Reporting in the journal Pediatrics, he says that those who sexted as sophomores were 32% more likely to have had sex in the following year than those who did not, supporting earlier data. But Temple was also able to break down the types of sexts the students primarily used, from those who actively sent naked pictures to those who only received or asked for them. Those who only received sexts did not show a statistically significant higher risk of having sex, but those who asked for a sext were nearly 10 times more likely and those who were sent a sex were 5.3 times more likely to send one themselves. And students who sent sexts were the most likely to have sex in the following year.
“So basically if a parent saw his kid had asked for a sext, that in and of itself isn’t related to sexual behavior unless that kid also sent naked pictures of himself,” says Temple.
The data also showed that sending sexts, while associated with a higher chance of having sexual intercourse, was not linked to an increased incidence of risky sexual behavior, such as unprotected sex, having multiple sexual partners, or using alcohol or drugs before sex. “That was surprising but it might mean that sexting is not limited to just at-risk kids,” he says. “Sexting may be becoming part of sexual development, and therefore it involves a cross section of all adolescents.”
Temple admits that the data need to be confirmed with other studies; the reports on sexting and sex were self-reported by the students, which could affect their reliability. But the rates of sexting, along with sexual intercourse, fall in line with national surveys so are likely to be valid, he says.

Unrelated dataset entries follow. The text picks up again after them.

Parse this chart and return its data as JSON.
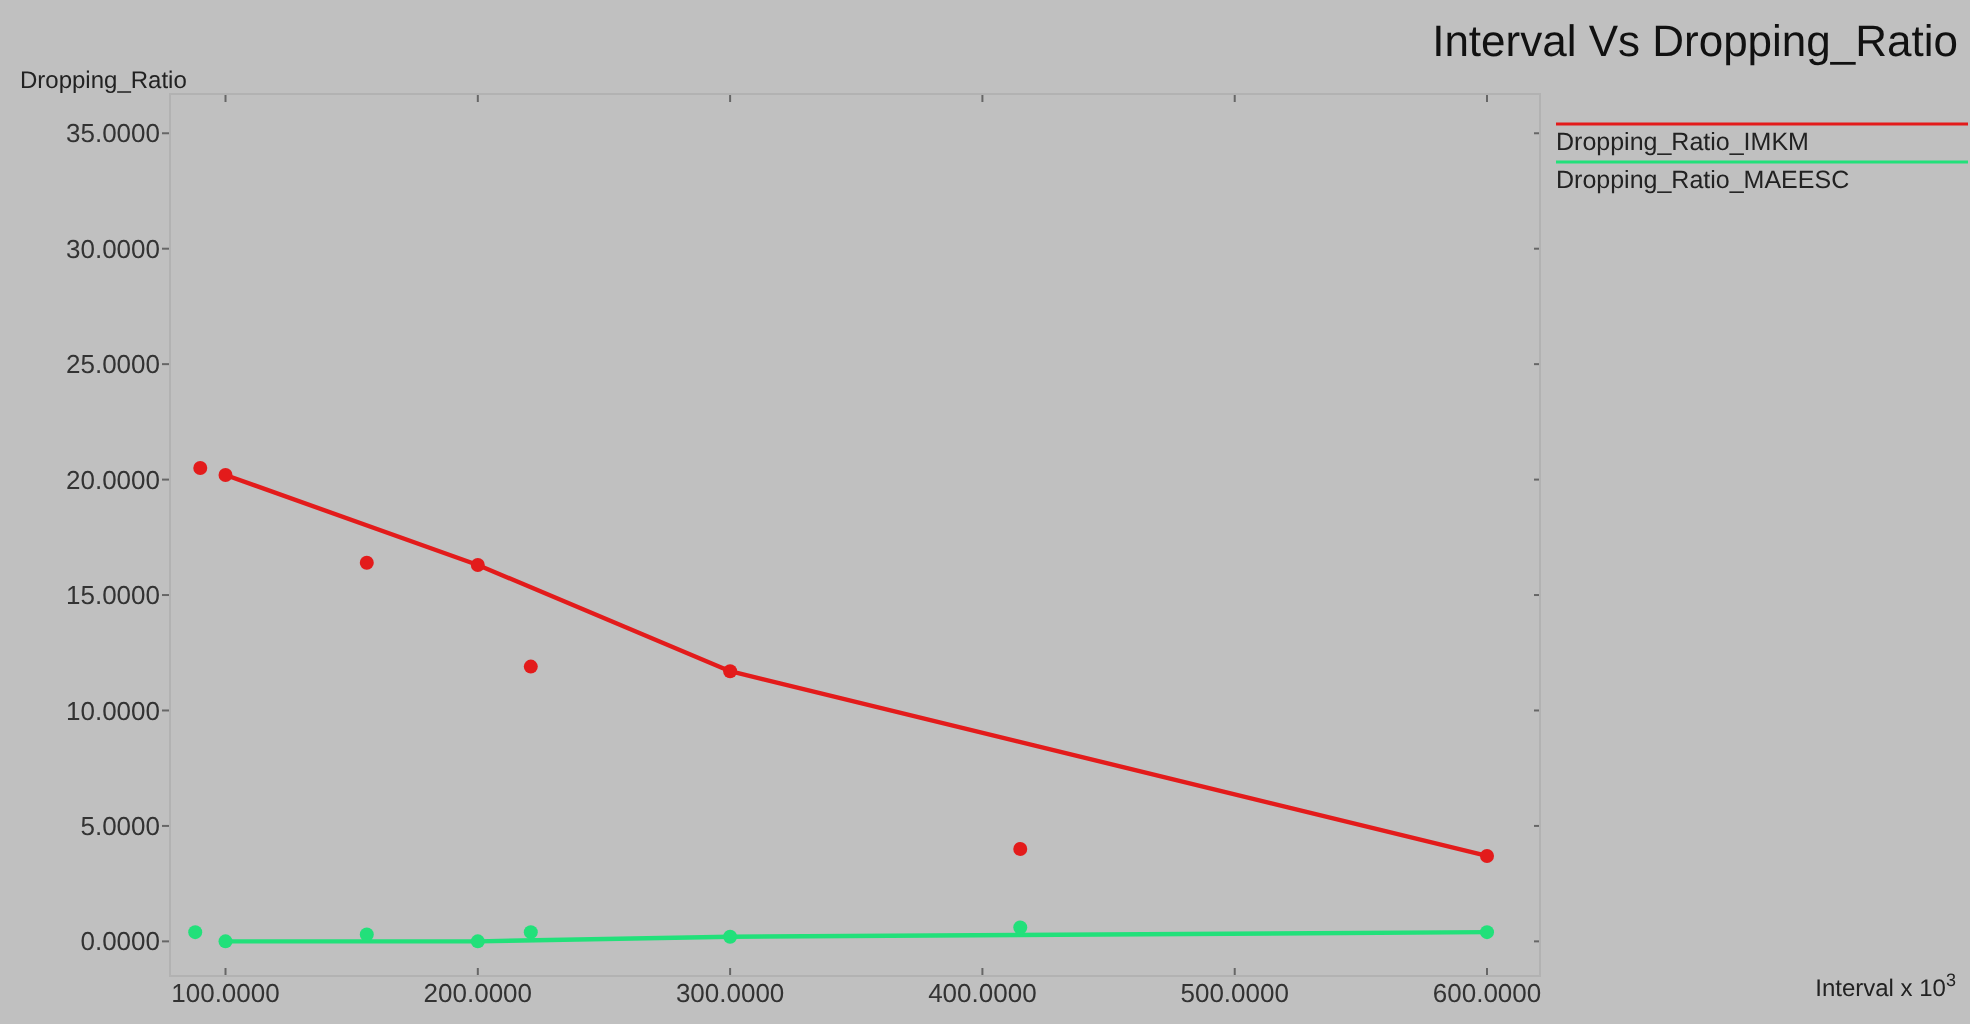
{
  "chart_data": {
    "type": "line",
    "title": "Interval Vs Dropping_Ratio",
    "annotations": [
      "Interval x 10$^{3}$"
    ],
    "ylabel": "Dropping_Ratio",
    "xlim": [
      78,
      621
    ],
    "ylim": [
      -1.5,
      36.7
    ],
    "xticks": [
      {
        "value": 100,
        "label": "100.0000"
      },
      {
        "value": 200,
        "label": "200.0000"
      },
      {
        "value": 300,
        "label": "300.0000"
      },
      {
        "value": 400,
        "label": "400.0000"
      },
      {
        "value": 500,
        "label": "500.0000"
      },
      {
        "value": 600,
        "label": "600.0000"
      }
    ],
    "yticks": [
      {
        "value": 0,
        "label": "0.0000"
      },
      {
        "value": 5,
        "label": "5.0000"
      },
      {
        "value": 10,
        "label": "10.0000"
      },
      {
        "value": 15,
        "label": "15.0000"
      },
      {
        "value": 20,
        "label": "20.0000"
      },
      {
        "value": 25,
        "label": "25.0000"
      },
      {
        "value": 30,
        "label": "30.0000"
      },
      {
        "value": 35,
        "label": "35.0000"
      }
    ],
    "marker": "circle",
    "legend": "top right",
    "grid": false,
    "series": [
      {
        "name": "Dropping_Ratio_IMKM",
        "color": "#e31b1b",
        "x": [
          100,
          200,
          300,
          600
        ],
        "values": [
          20.2,
          16.3,
          11.7,
          3.7
        ]
      },
      {
        "name": "Dropping_Ratio_MAEESC",
        "color": "#22e07a",
        "x": [
          100,
          200,
          300,
          600
        ],
        "values": [
          0,
          0,
          0.2,
          0.4
        ]
      },
      {
        "type": "scatter",
        "color": "#e31b1b",
        "x": [
          90,
          156,
          221,
          415
        ],
        "values": [
          20.5,
          16.4,
          11.9,
          4.0
        ]
      },
      {
        "type": "scatter",
        "color": "#22e07a",
        "x": [
          88,
          156,
          221,
          415
        ],
        "values": [
          0.4,
          0.3,
          0.4,
          0.6
        ]
      }
    ]
  }
}
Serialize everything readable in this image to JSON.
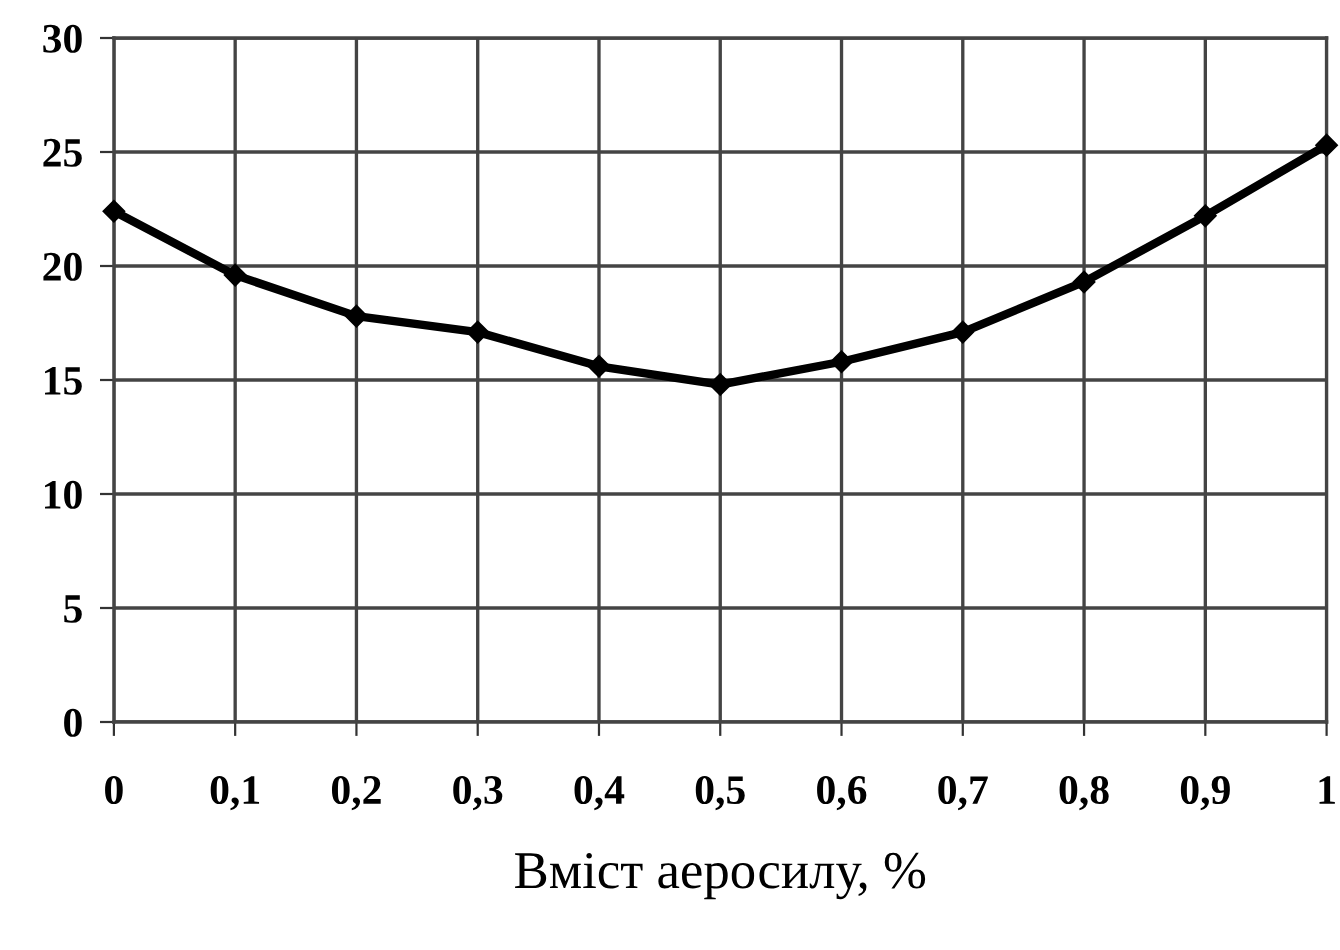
{
  "chart_data": {
    "type": "line",
    "xlabel": "Вміст аеросилу, %",
    "x": [
      0,
      0.1,
      0.2,
      0.3,
      0.4,
      0.5,
      0.6,
      0.7,
      0.8,
      0.9,
      1
    ],
    "series": [
      {
        "color": "#000000",
        "values": [
          22.4,
          19.6,
          17.8,
          17.1,
          15.6,
          14.8,
          15.8,
          17.1,
          19.3,
          22.2,
          25.3
        ]
      }
    ],
    "xlim": [
      0,
      1
    ],
    "ylim": [
      0,
      30
    ],
    "xticks": [
      0,
      {
        "value": 0.1,
        "label": "0,1"
      },
      {
        "value": 0.2,
        "label": "0,2"
      },
      {
        "value": 0.3,
        "label": "0,3"
      },
      {
        "value": 0.4,
        "label": "0,4"
      },
      {
        "value": 0.5,
        "label": "0,5"
      },
      {
        "value": 0.6,
        "label": "0,6"
      },
      {
        "value": 0.7,
        "label": "0,7"
      },
      {
        "value": 0.8,
        "label": "0,8"
      },
      {
        "value": 0.9,
        "label": "0,9"
      },
      1
    ],
    "yticks": [
      0,
      5,
      10,
      15,
      20,
      25,
      30
    ],
    "grid": true,
    "marker": "diamond",
    "line_style": "solid"
  }
}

If sexting is indeed part of the new normal of sexual development, then it could be a sign of those who are more ready for sexual activity or more receptive to it, he says. Studies show that up to a third of adolescents are involved in sexting, and they may be good candidates for education about safe sex and the dangers of unprotected sex. “If sexting does predate sex, then it’s of public health importance. It becomes a marker of sexual activity and it could be a good opportunity to talk to them about safe sex prior to them having sex and preventing early sexual debut and risky sexual behavior,” he says.